🤖 AI Summary
Existing AI-generated image detectors suffer from severe cross-distribution generalization degradation due to dual-domain biases—both pixel-level and frequency-domain (e.g., DCT/FFT)—in training data, causing models to learn spurious correlations. To address this, we propose Dual-Domain Alignment (DDA), the first framework that jointly models pixel-space and frequency-domain features. DDA employs generative reconstruction and adversarial domain alignment to learn domain-invariant representations across pixel and frequency domains. We introduce two new benchmark datasets—DDA-COCO and EvalGEN—covering major diffusion- and GAN-based generators. Trained exclusively on MSCOCO, DDA achieves significant average accuracy gains across eight standard benchmarks; notably, its out-of-distribution (wild) test accuracy improves by 7.2%. Comprehensive robustness evaluation across multiple benchmarks confirms DDA’s superior generalization capability over prior methods.
📝 Abstract
Existing detectors are often trained on biased datasets, leading to the possibility of overfitting on non-causal image attributes that are spuriously correlated with real/synthetic labels. While these biased features enhance performance on the training data, they result in substantial performance degradation when applied to unbiased datasets. One common solution is to perform dataset alignment through generative reconstruction, matching the semantic content between real and synthetic images. However, we revisit this approach and show that pixel-level alignment alone is insufficient. The reconstructed images still suffer from frequency-level misalignment, which can perpetuate spurious correlations. To illustrate, we observe that reconstruction models tend to restore the high-frequency details lost in real images (possibly due to JPEG compression), inadvertently creating a frequency-level misalignment, where synthetic images appear to have richer high-frequency content than real ones.

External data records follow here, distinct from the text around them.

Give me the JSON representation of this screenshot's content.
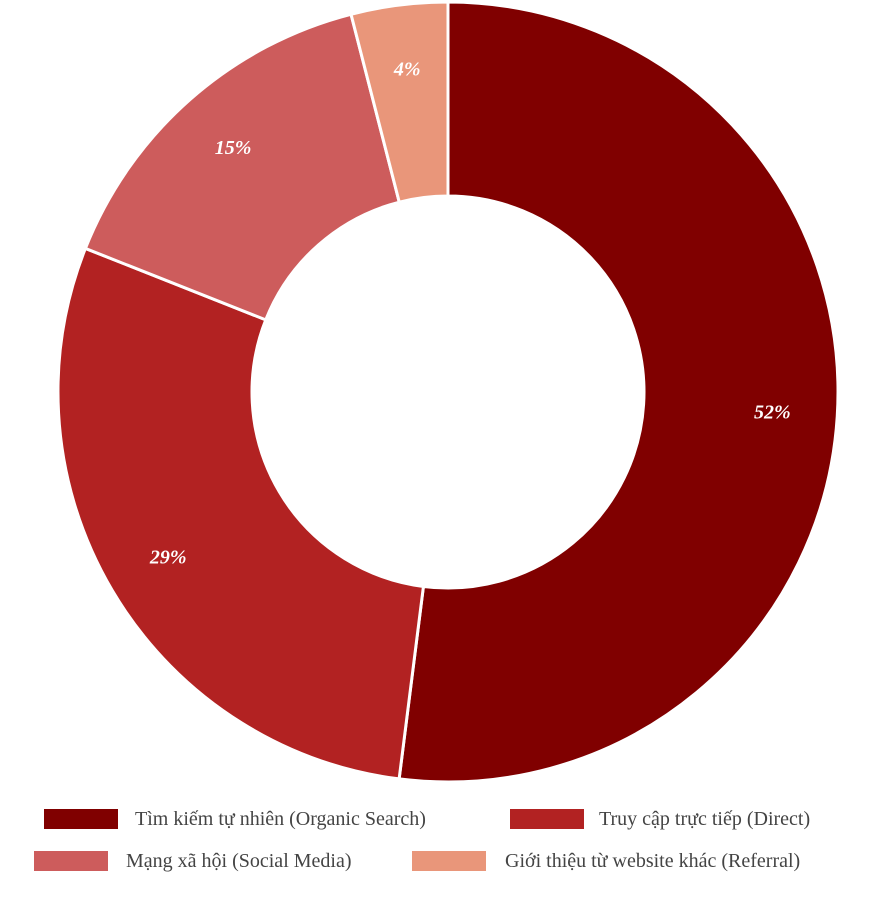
{
  "chart_data": {
    "type": "pie",
    "variant": "donut",
    "title": "",
    "series": [
      {
        "name": "Tìm kiếm tự nhiên (Organic Search)",
        "value": 52,
        "label": "52%",
        "color": "#800000"
      },
      {
        "name": "Truy cập trực tiếp (Direct)",
        "value": 29,
        "label": "29%",
        "color": "#B22222"
      },
      {
        "name": "Mạng xã hội (Social Media)",
        "value": 15,
        "label": "15%",
        "color": "#CD5C5C"
      },
      {
        "name": "Giới thiệu từ website khác (Referral)",
        "value": 4,
        "label": "4%",
        "color": "#E9967A"
      }
    ],
    "legend_position": "bottom",
    "start_angle": "top, clockwise",
    "label_color": "#ffffff"
  }
}
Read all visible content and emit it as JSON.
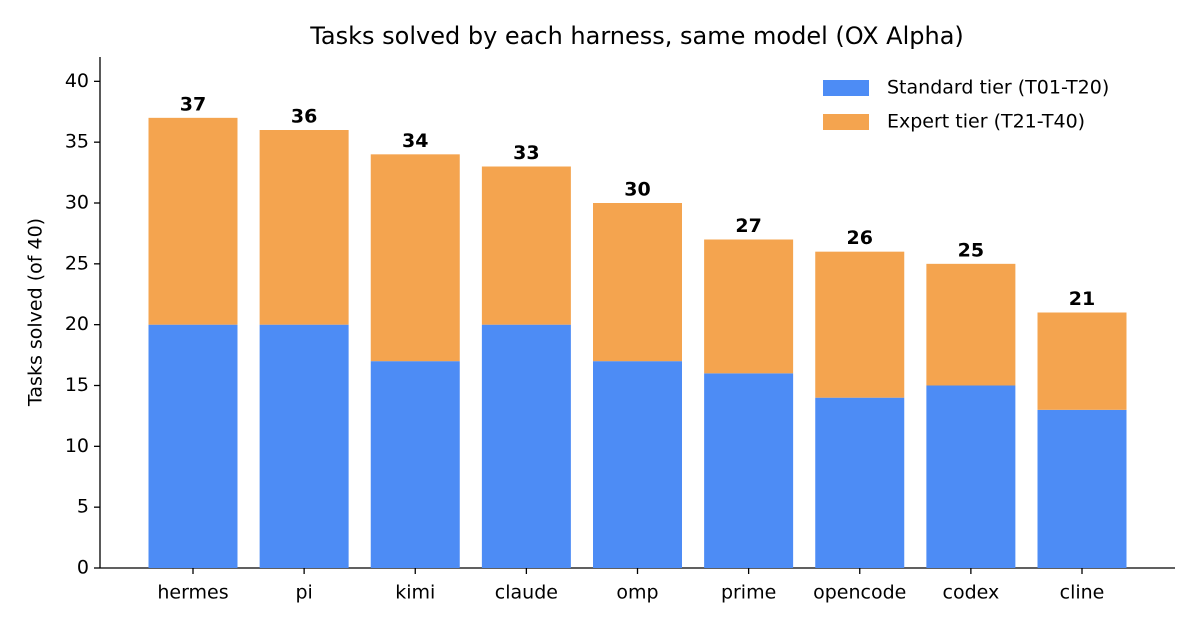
{
  "chart_data": {
    "type": "stacked_bar",
    "title": "Tasks solved by each harness, same model (OX Alpha)",
    "y_label": "Tasks solved (of 40)",
    "categories": [
      "hermes",
      "pi",
      "kimi",
      "claude",
      "omp",
      "prime",
      "opencode",
      "codex",
      "cline"
    ],
    "series": [
      {
        "name": "Standard tier (T01-T20)",
        "color": "#4d8cf5",
        "values": [
          20,
          20,
          17,
          20,
          17,
          16,
          14,
          15,
          13
        ]
      },
      {
        "name": "Expert tier (T21-T40)",
        "color": "#f4a44f",
        "values": [
          17,
          16,
          17,
          13,
          13,
          11,
          12,
          10,
          8
        ]
      }
    ],
    "totals": [
      37,
      36,
      34,
      33,
      30,
      27,
      26,
      25,
      21
    ],
    "ylim": [
      0,
      42
    ],
    "yticks": [
      0,
      5,
      10,
      15,
      20,
      25,
      30,
      35,
      40
    ],
    "grid": false,
    "legend": "upper right"
  }
}
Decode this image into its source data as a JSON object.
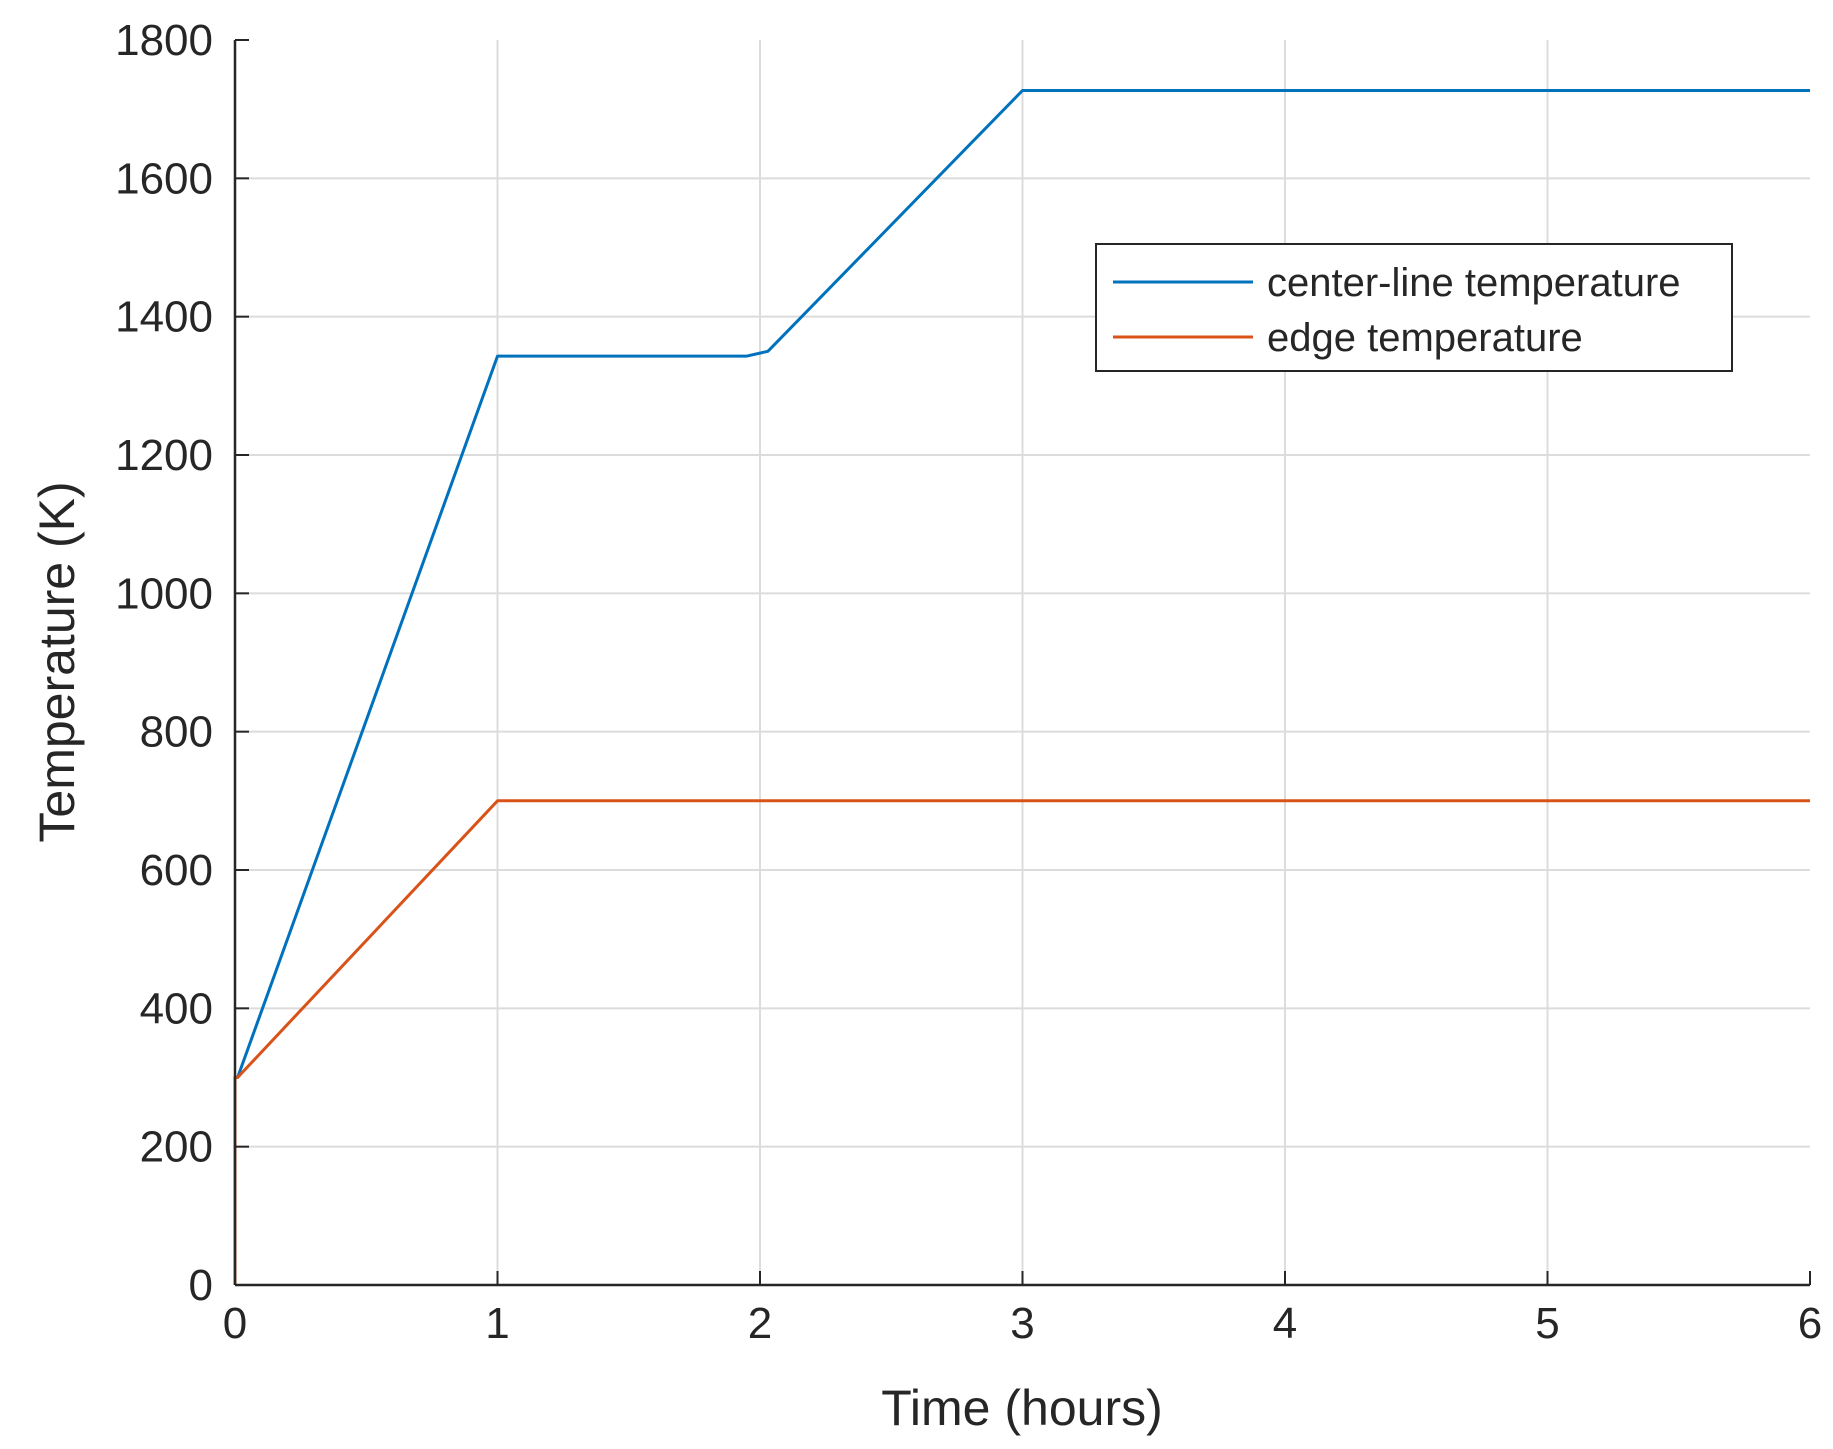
{
  "chart_data": {
    "type": "line",
    "title": "",
    "xlabel": "Time (hours)",
    "ylabel": "Temperature (K)",
    "xlim": [
      0,
      6
    ],
    "ylim": [
      0,
      1800
    ],
    "xticks": [
      0,
      1,
      2,
      3,
      4,
      5,
      6
    ],
    "yticks": [
      0,
      200,
      400,
      600,
      800,
      1000,
      1200,
      1400,
      1600,
      1800
    ],
    "grid": true,
    "legend_position": "upper-right",
    "series": [
      {
        "name": "center-line temperature",
        "color": "#0072BD",
        "x": [
          0,
          0,
          0.01,
          1,
          1.95,
          2.03,
          3,
          6
        ],
        "y": [
          0,
          300,
          300,
          1343,
          1343,
          1350,
          1727,
          1727
        ]
      },
      {
        "name": "edge temperature",
        "color": "#D95319",
        "x": [
          0,
          0,
          0.01,
          1,
          6
        ],
        "y": [
          0,
          300,
          300,
          700,
          700
        ]
      }
    ]
  }
}
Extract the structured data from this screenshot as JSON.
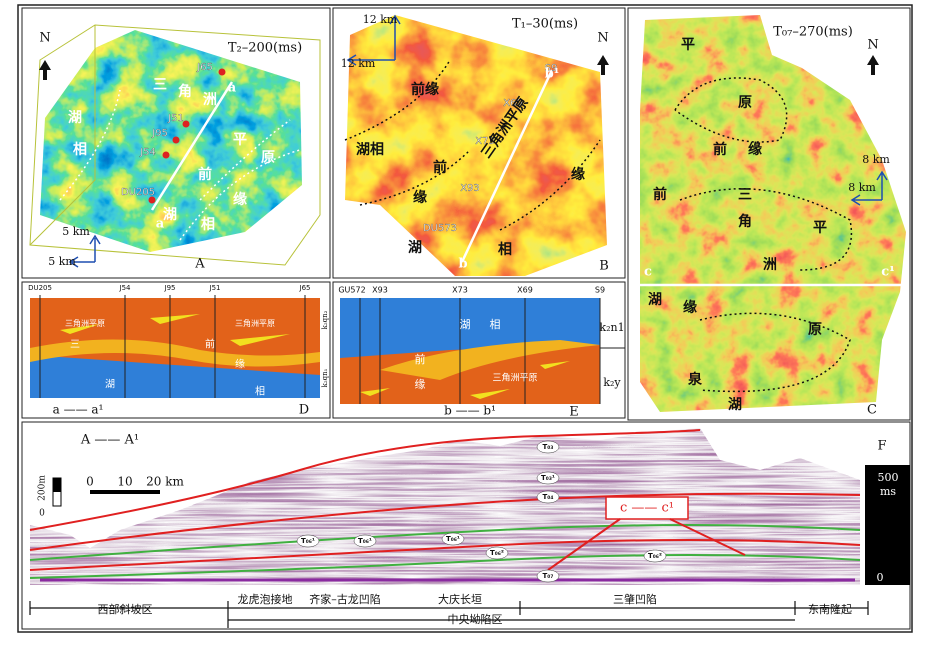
{
  "panel_a": {
    "label": "A",
    "horizon": "T₂–200(ms)",
    "north": "N",
    "scale": [
      "5 km",
      "5 km"
    ],
    "wells": [
      "J65",
      "J51",
      "J95",
      "J54",
      "DU205"
    ],
    "ends": [
      "a",
      "a"
    ],
    "facies": [
      "湖",
      "相",
      "三",
      "角",
      "洲",
      "平",
      "原",
      "前",
      "缘",
      "湖",
      "相"
    ]
  },
  "panel_b": {
    "label": "B",
    "horizon": "T₁–30(ms)",
    "north": "N",
    "scale": [
      "12 km",
      "12 km"
    ],
    "wells": [
      "S9",
      "X69",
      "X73",
      "X93",
      "DU573"
    ],
    "ends": [
      "b¹",
      "b"
    ],
    "facies": [
      "前缘",
      "湖相",
      "前",
      "缘",
      "三角洲平原",
      "缘",
      "湖",
      "相"
    ]
  },
  "panel_c": {
    "label": "C",
    "horizon": "T₀₇–270(ms)",
    "north": "N",
    "scale": [
      "8 km",
      "8 km"
    ],
    "ends": [
      "c",
      "c¹"
    ],
    "facies": [
      "平",
      "原",
      "前",
      "缘",
      "前",
      "三",
      "角",
      "洲",
      "平",
      "湖",
      "缘",
      "原",
      "泉",
      "湖"
    ]
  },
  "panel_d": {
    "label": "D",
    "section": "a —— a¹",
    "wells": [
      "DU205",
      "J54",
      "J95",
      "J51",
      "J65"
    ],
    "facies": [
      "三角洲平原",
      "三角洲平原",
      "三",
      "前",
      "缘",
      "湖",
      "相"
    ],
    "strata": [
      "k₂qn₂",
      "k₂qn₁"
    ]
  },
  "panel_e": {
    "label": "E",
    "section": "b —— b¹",
    "wells": [
      "GU572",
      "X93",
      "X73",
      "X69",
      "S9"
    ],
    "facies": [
      "湖",
      "相",
      "前",
      "缘",
      "三角洲平原"
    ],
    "strata": [
      "k₂n1",
      "k₂y"
    ]
  },
  "panel_f": {
    "label": "F",
    "section": "A —— A¹",
    "scale_bar": [
      "0",
      "10",
      "20 km"
    ],
    "vertical_scale": [
      "200m",
      "0"
    ],
    "time_scale": [
      "500",
      "ms",
      "0"
    ],
    "callout": "c —— c¹",
    "horizons": [
      "T₀₃",
      "T₀₃¹",
      "T₀₄",
      "T₀₆¹",
      "T₀₆¹",
      "T₀₆¹",
      "T₀₆²",
      "T₀₆²",
      "T₀₇"
    ],
    "regions": [
      "西部斜坡区",
      "龙虎泡接地",
      "齐家–古龙凹陷",
      "大庆长垣",
      "三肇凹陷",
      "东南隆起"
    ],
    "zone": "中央坳陷区"
  }
}
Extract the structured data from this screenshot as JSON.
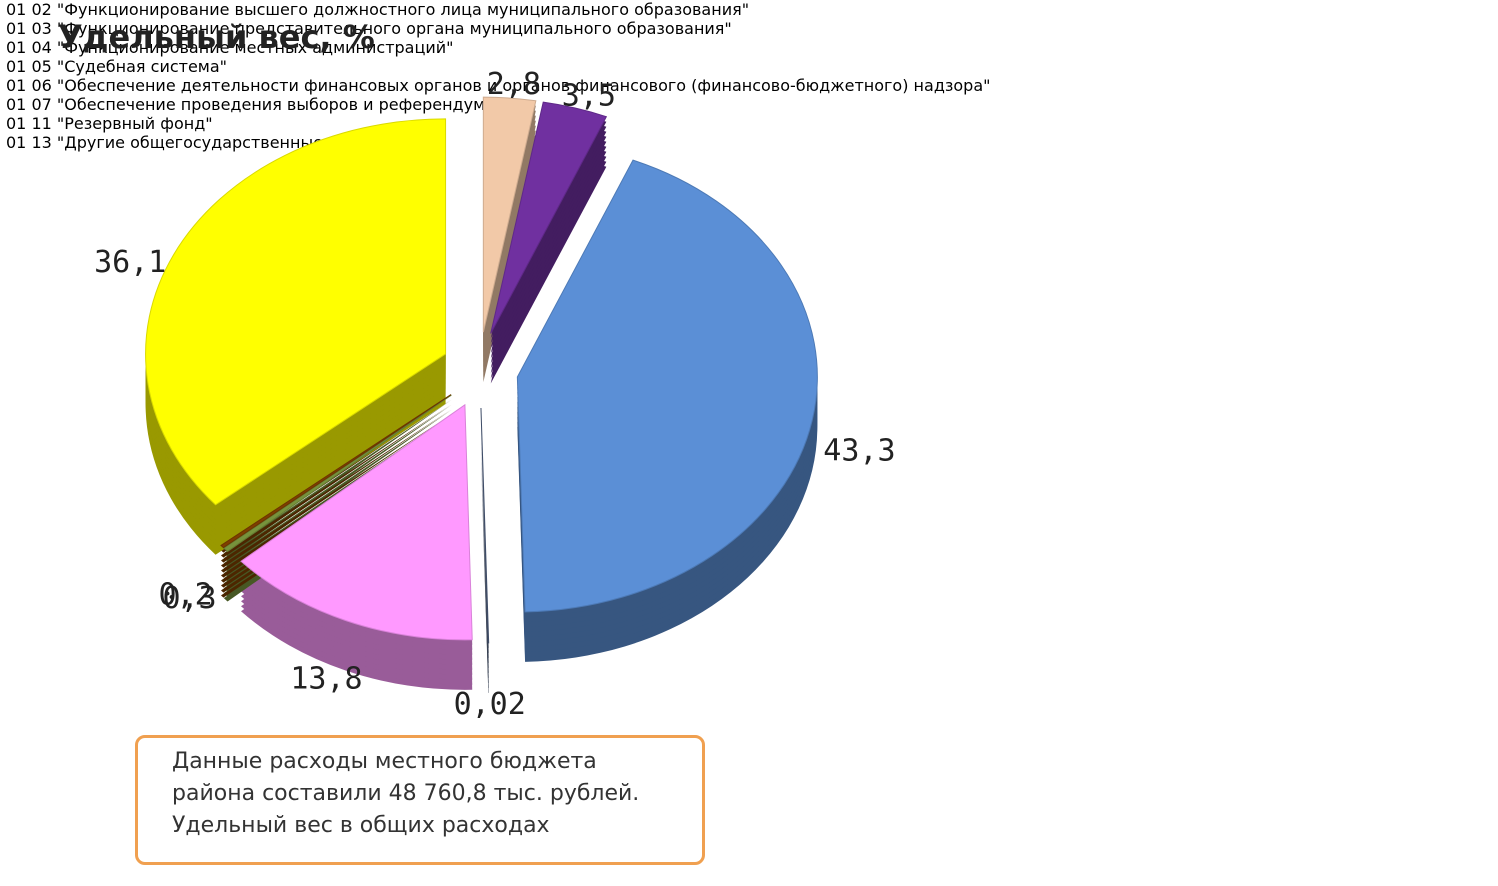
{
  "chart_data": {
    "type": "pie",
    "title": "Удельный вес, %",
    "categories": [
      "01 02 \"Функционирование высшего должностного лица муниципального образования\"",
      "01 03 \"Функционирование представительного органа муниципального образования\"",
      "01 04 \"Функционирование местных администраций\"",
      "01 05 \"Судебная система\"",
      "01 06 \"Обеспечение деятельности финансовых органов и органов финансового (финансово-бюджетного) надзора\"",
      "01 07 \"Обеспечение проведения выборов и референдумов\"",
      "01 11 \"Резервный фонд\"",
      "01 13 \"Другие общегосударственные вопросы\""
    ],
    "values": [
      2.8,
      3.5,
      43.3,
      0.02,
      13.8,
      0.3,
      0.2,
      36.1
    ],
    "value_labels": [
      "2,8",
      "3,5",
      "43,3",
      "0,02",
      "13,8",
      "0,3",
      "0,2",
      "36,1"
    ],
    "colors": [
      "#f2c9a8",
      "#7030a0",
      "#5b8fd6",
      "#4a5a7a",
      "#ff99ff",
      "#77933c",
      "#7f3f00",
      "#ffff00"
    ],
    "annotation": [
      "Данные расходы  местного бюджета",
      "района составили 48 760,8 тыс. рублей.",
      "Удельный вес в общих расходах"
    ]
  }
}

This misalignment leads to models associating high-frequency features with synthetic labels, further reinforcing biased cues. To resolve this, we propose Dual Data Alignment (DDA), which aligns both the pixel and frequency domains. Moreover, we introduce two new test sets: DDA-COCO, containing DDA-aligned synthetic images for testing detector performance on the most aligned dataset, and EvalGEN, featuring the latest generative models for assessing detectors under new generative architectures such as visual auto-regressive generators. Finally, our extensive evaluations demonstrate that a detector trained exclusively on DDA-aligned MSCOCO could improve across 8 diverse benchmarks by a non-trivial margin, showing a +7.2% on in-the-wild benchmarks, highlighting the improved generalizability of unbiased detectors.